Bay Counselling & Therapy Service

68 Tenth Avenue
Tauranga
(07) 578 0959

What Is Psychiatry?

A Medical doctor specialising in psychiatry is a psychiatrist. Psychiatry is the medical specialty devoted to the study and treatment of mental disorders, which include various affective (eg. anxiety, depression), behavioural (eg. addiction, violence, self harm), cognitive (eg. memory, logic) and perceptual disorders (eg. schizophrenia).

Mental disorders are currently conceptualised as disorders of brain circuits likely caused by developmental processes shaped by a complex interplay of genetics and experiences. In other words, the genetics of mental illness may really be the genetics of brain development, with different outcomes possible, depending on the biological and environmental context.

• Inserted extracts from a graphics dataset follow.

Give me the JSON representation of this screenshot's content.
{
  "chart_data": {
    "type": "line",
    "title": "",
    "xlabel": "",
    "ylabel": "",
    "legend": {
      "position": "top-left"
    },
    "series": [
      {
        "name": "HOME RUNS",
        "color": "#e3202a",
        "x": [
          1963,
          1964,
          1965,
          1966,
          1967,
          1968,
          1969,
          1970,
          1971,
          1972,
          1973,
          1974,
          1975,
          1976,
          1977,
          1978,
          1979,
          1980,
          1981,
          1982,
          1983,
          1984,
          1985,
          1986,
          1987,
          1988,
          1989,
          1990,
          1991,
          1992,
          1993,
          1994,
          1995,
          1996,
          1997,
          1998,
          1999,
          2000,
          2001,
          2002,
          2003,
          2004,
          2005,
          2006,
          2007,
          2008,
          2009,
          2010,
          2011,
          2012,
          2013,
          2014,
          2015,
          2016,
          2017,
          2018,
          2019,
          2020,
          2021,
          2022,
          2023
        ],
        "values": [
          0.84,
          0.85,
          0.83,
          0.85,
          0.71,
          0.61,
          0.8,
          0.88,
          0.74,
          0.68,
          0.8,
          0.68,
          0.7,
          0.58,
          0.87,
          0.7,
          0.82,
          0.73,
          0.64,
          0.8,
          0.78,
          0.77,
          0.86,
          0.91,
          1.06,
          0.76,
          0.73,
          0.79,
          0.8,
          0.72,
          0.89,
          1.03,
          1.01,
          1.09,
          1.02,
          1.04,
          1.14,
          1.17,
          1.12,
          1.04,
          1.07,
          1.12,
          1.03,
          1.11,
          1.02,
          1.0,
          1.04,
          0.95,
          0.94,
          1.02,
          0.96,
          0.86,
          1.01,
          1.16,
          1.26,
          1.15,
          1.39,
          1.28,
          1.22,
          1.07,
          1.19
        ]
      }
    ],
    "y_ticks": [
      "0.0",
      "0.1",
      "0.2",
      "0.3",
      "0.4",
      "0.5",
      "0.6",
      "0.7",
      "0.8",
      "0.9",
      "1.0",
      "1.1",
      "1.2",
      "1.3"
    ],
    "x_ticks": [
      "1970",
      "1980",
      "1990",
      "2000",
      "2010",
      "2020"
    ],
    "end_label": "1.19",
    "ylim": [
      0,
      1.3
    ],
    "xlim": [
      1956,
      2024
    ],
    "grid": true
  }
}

Those who practice psychiatry are different from most other mental health professionals and physicians in that they must be familiar with both the social and biological sciences. The discipline is interested in the operations of different organs and body systems as classified by the patient's subjective experiences and the objective physiology of the patient. Psychiatry exists to treat mental disorders which are conventionally divided into three very general categories; mental illness, severe learning disability, and personality disorder. While the focus of psychiatry has changed little throughout time, the diagnosis and treatment processes have evolved dramatically and continue to do so. Since the late 20th century, the field of psychiatry has continued to become more biological and less conceptually isolated from the field of medicine.

Mental disorders are diagnosed in accordance with criteria listed in diagnostic manuals such as the widely used Diagnostic and Statistical Manual of Mental Disorders (DSM).

Treatment may be as an inpatient or outpatient, according to severity of function impairment and the disorder in question.